Kreta: Selbstfindung auf einer griechischen Insel

Blick auf eine Küstenlandschaft mit Bergen, einem Fluss und einem Strand unter blauem Himmel.
Wenn sich der Winter hierzulande nicht und nicht verzupfen mag und die Seele nach Sonne, Wärme und spiritueller Inspiration schreit, dann sollte man aufbrechen.

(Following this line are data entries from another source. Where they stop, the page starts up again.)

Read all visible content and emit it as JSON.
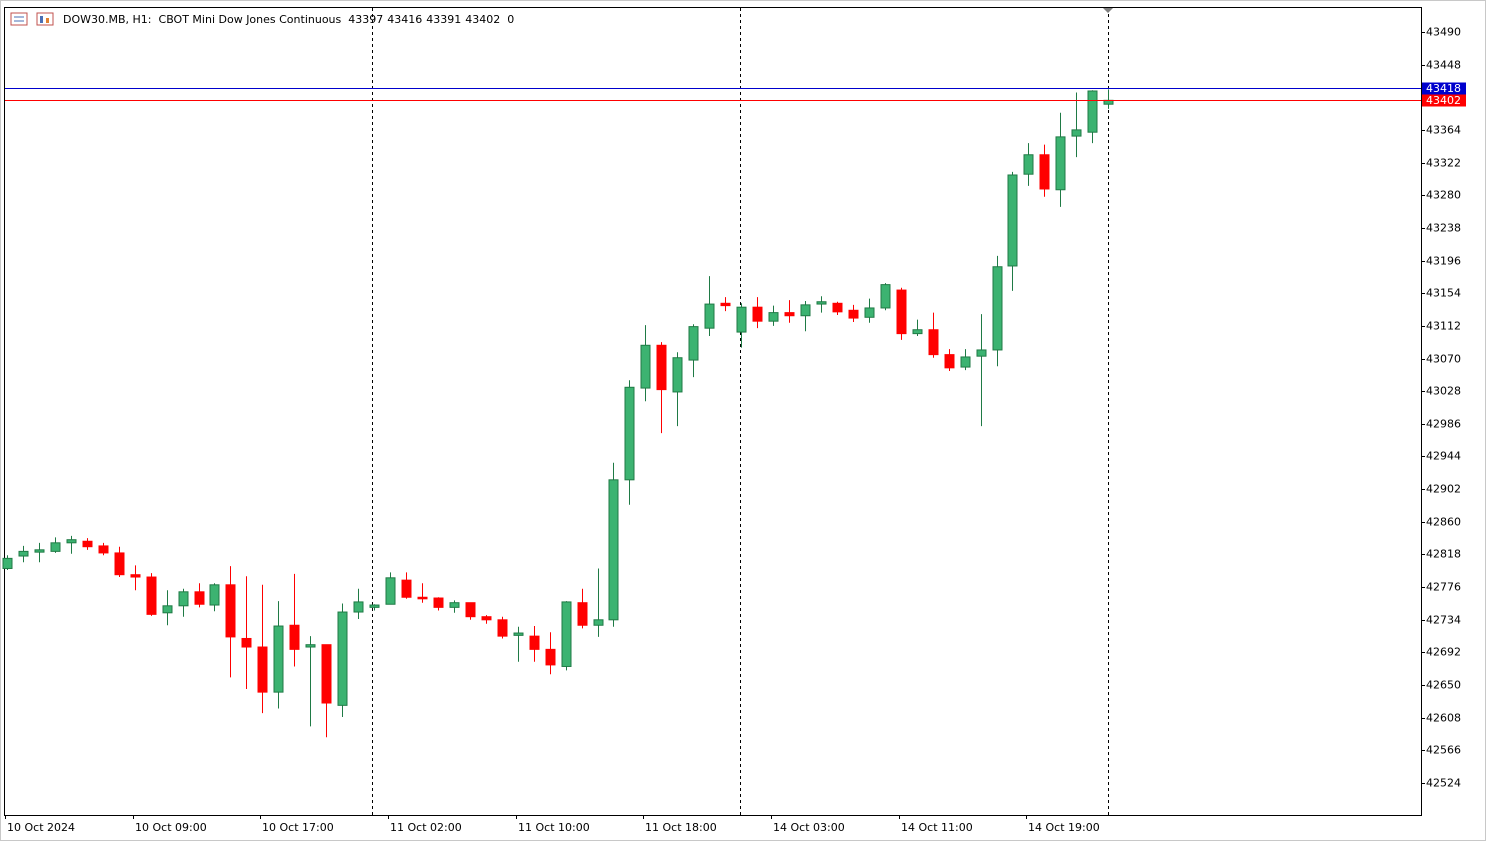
{
  "chart_data": {
    "type": "candlestick",
    "title": "DOW30.MB, H1:",
    "subtitle": "CBOT Mini Dow Jones Continuous",
    "header_value": 0,
    "up_color": "#3cb371",
    "down_color": "#ff0000",
    "categories": [
      "10 Oct 2024",
      null,
      null,
      null,
      null,
      null,
      null,
      null,
      "10 Oct 09:00",
      null,
      null,
      null,
      null,
      null,
      null,
      null,
      "10 Oct 17:00",
      null,
      null,
      null,
      null,
      null,
      null,
      null,
      "11 Oct 02:00",
      null,
      null,
      null,
      null,
      null,
      null,
      null,
      "11 Oct 10:00",
      null,
      null,
      null,
      null,
      null,
      null,
      null,
      "11 Oct 18:00",
      null,
      null,
      null,
      null,
      null,
      null,
      null,
      "14 Oct 03:00",
      null,
      null,
      null,
      null,
      null,
      null,
      null,
      "14 Oct 11:00",
      null,
      null,
      null,
      null,
      null,
      null,
      null,
      "14 Oct 19:00",
      null,
      null,
      null,
      null,
      null
    ],
    "open": [
      42800,
      42816,
      42821,
      42822,
      42833,
      42835,
      42829,
      42820,
      42792,
      42789,
      42743,
      42752,
      42770,
      42753,
      42779,
      42710,
      42699,
      42641,
      42727,
      42699,
      42702,
      42624,
      42744,
      42750,
      42754,
      42785,
      42763,
      42762,
      42750,
      42756,
      42738,
      42734,
      42714,
      42713,
      42696,
      42674,
      42756,
      42727,
      42734,
      42914,
      43032,
      43087,
      43027,
      43068,
      43109,
      43141,
      43104,
      43136,
      43118,
      43129,
      43125,
      43140,
      43141,
      43132,
      43123,
      43135,
      43158,
      43102,
      43107,
      43075,
      43059,
      43073,
      43081,
      43189,
      43307,
      43332,
      43287,
      43356,
      43361,
      43397
    ],
    "high": [
      42817,
      42829,
      42833,
      42840,
      42842,
      42839,
      42833,
      42828,
      42804,
      42794,
      42772,
      42774,
      42781,
      42781,
      42803,
      42790,
      42779,
      42758,
      42793,
      42713,
      42702,
      42755,
      42774,
      42754,
      42795,
      42795,
      42781,
      42763,
      42759,
      42756,
      42740,
      42738,
      42725,
      42726,
      42718,
      42758,
      42774,
      42800,
      42936,
      43042,
      43113,
      43091,
      43078,
      43114,
      43176,
      43149,
      43141,
      43149,
      43138,
      43145,
      43144,
      43150,
      43143,
      43139,
      43147,
      43167,
      43161,
      43120,
      43129,
      43082,
      43082,
      43127,
      43202,
      43310,
      43347,
      43345,
      43386,
      43412,
      43415,
      43416
    ],
    "low": [
      42798,
      42808,
      42808,
      42820,
      42819,
      42824,
      42817,
      42789,
      42772,
      42739,
      42727,
      42738,
      42750,
      42745,
      42660,
      42645,
      42614,
      42620,
      42674,
      42597,
      42583,
      42609,
      42735,
      42746,
      42754,
      42761,
      42756,
      42746,
      42743,
      42734,
      42729,
      42710,
      42680,
      42680,
      42664,
      42669,
      42723,
      42712,
      42725,
      42882,
      43015,
      42974,
      42983,
      43046,
      43099,
      43131,
      43084,
      43109,
      43112,
      43116,
      43105,
      43129,
      43126,
      43117,
      43116,
      43132,
      43094,
      43099,
      43071,
      43054,
      43055,
      42983,
      43060,
      43157,
      43292,
      43278,
      43265,
      43329,
      43347,
      43391
    ],
    "close": [
      42813,
      42822,
      42824,
      42833,
      42837,
      42828,
      42820,
      42792,
      42789,
      42741,
      42752,
      42770,
      42754,
      42779,
      42712,
      42699,
      42641,
      42726,
      42696,
      42702,
      42627,
      42744,
      42757,
      42753,
      42788,
      42763,
      42761,
      42750,
      42756,
      42738,
      42734,
      42713,
      42717,
      42696,
      42676,
      42757,
      42727,
      42734,
      42914,
      43033,
      43087,
      43030,
      43071,
      43111,
      43140,
      43138,
      43136,
      43118,
      43129,
      43125,
      43139,
      43143,
      43130,
      43122,
      43135,
      43165,
      43102,
      43107,
      43075,
      43058,
      43072,
      43081,
      43188,
      43306,
      43332,
      43288,
      43355,
      43364,
      43414,
      43402
    ],
    "price_lines": [
      {
        "value": 43418,
        "color": "#0000cd"
      },
      {
        "value": 43402,
        "color": "#ff0000"
      }
    ],
    "ylim": [
      42483,
      43522
    ],
    "yticks": [
      43490,
      43448,
      43364,
      43322,
      43280,
      43238,
      43196,
      43154,
      43112,
      43070,
      43028,
      42986,
      42944,
      42902,
      42860,
      42818,
      42776,
      42734,
      42692,
      42650,
      42608,
      42566,
      42524
    ]
  }
}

Vollklimatisiert, all-inclusive, Poollandschaft und Sirtaki nach dem Dessert: Diesen Urlaubsklassiker kennt man. Nichts dagegen zu sagen, doch manchmal dürstet die Seele nach Alternativen abseits des üblichen Entspannungsmodus. Überhaupt in jener Zeit des Jahres, in der sich wärmere Luft behutsam über Europa legt, hierzulande noch zögerlich, im Süden bereits entschlossener.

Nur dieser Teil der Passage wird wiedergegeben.